Once again, the most jobs were created in the leisure and hospitality sector, which gained 380,000 jobs. Bars and restaurants accounted for 253,000 of those jobs.
Average hourly earnings increased by 0.4% for the month and now are up 4.0% over 12 months.
There were two interesting findings in the latest JOLTS (Job Openings and Labor Turnover Survey) report. The JOLTS report lags the Employment Situation reports by one month but has more details.
The first interesting finding is that in June, there were 10.7 million job openings and 9.5 million people who were unemployed.
In other words, there were enough jobs available for all the unemployed to be hired.

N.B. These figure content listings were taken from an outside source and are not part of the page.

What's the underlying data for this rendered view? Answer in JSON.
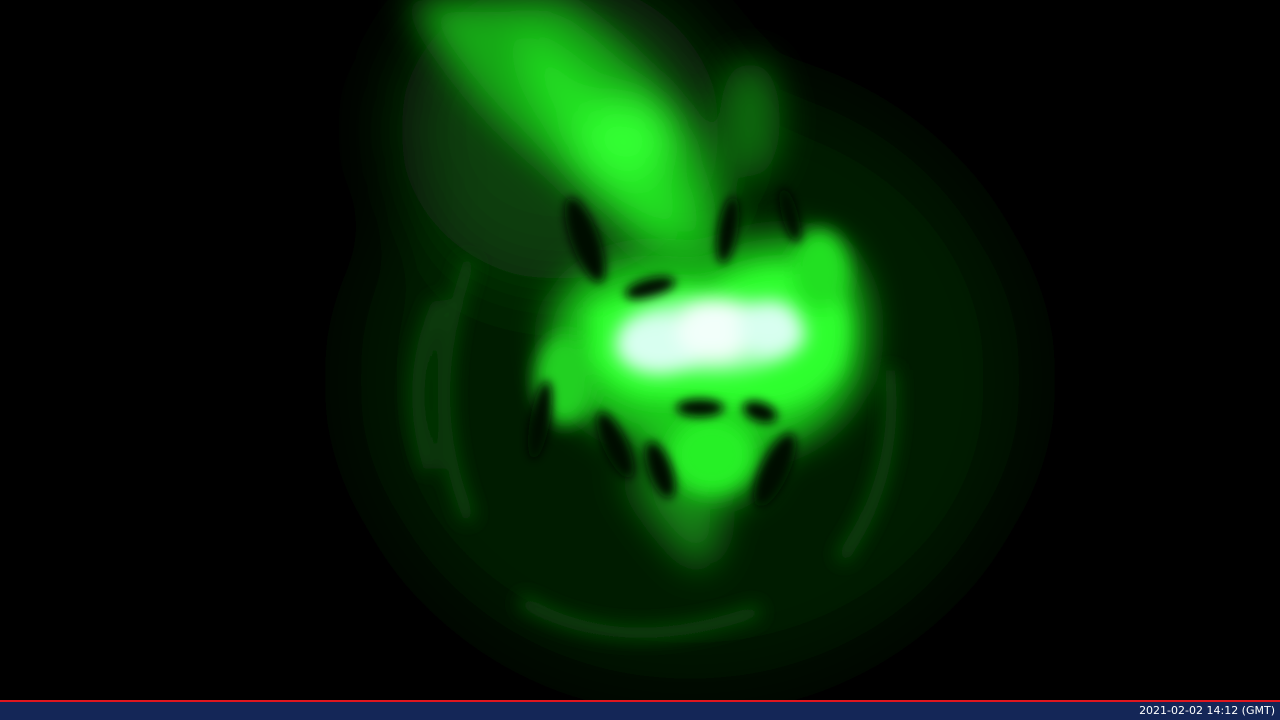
{
  "status_bar": {
    "timestamp": "2021-02-02 14:12 (GMT)"
  },
  "colors": {
    "background": "#000000",
    "beam": "#22ff22",
    "beam_core": "#e8fff8",
    "divider": "#e0161e",
    "status_bar": "#142657",
    "status_text": "#ffffff"
  }
}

Economists assume the gap exists because the skills required, and the geographic locations of the job openings, don’t match those of the unemployed workers.
The number of job openings is the highest since the JOLTS report was initiated in 2000.
The other interesting point in the JOLTS report is that the rate at which workers quit their jobs in June was just below the record high “quits” rate recorded in April.
A high quits rate indicates workers are confident the labor market is favorable to them and that they’ll be able to find satisfactory new jobs.
Optimism among small business owners declined in July, according to the Small Business Optimism Index from the National Federation of Independent Business (NFIB).
The index declined to 99.7 from 102.5 in June. Labor shortages and the quality of labor remained the primary concern of small business owners. Business owners also reported that they are less confident about the rate of business growth for the rest of the year.
The S&P 500 rose 0.35% for the week ended with Tuesday’s close. The Dow Jones Industrial Average gained 0.47%. The Russell 2000 increased 0.79%. The All-Country World Index (excluding U.S. stocks) added 0.02%, while the emerging market equities are 0.02% lower.
Long-term treasuries lost 2.77% for the week. Investment-grade bonds decreased 1.85%. Treasury Inflation-Protected Securities (TIPS) fell 0.85%. High-yield bonds were 0.53% lower.
The dollar rose 1.01%.
Energy-based commodities fell 1.56%. Broader-based commodities lost 1.09%. Gold declined 4.52%.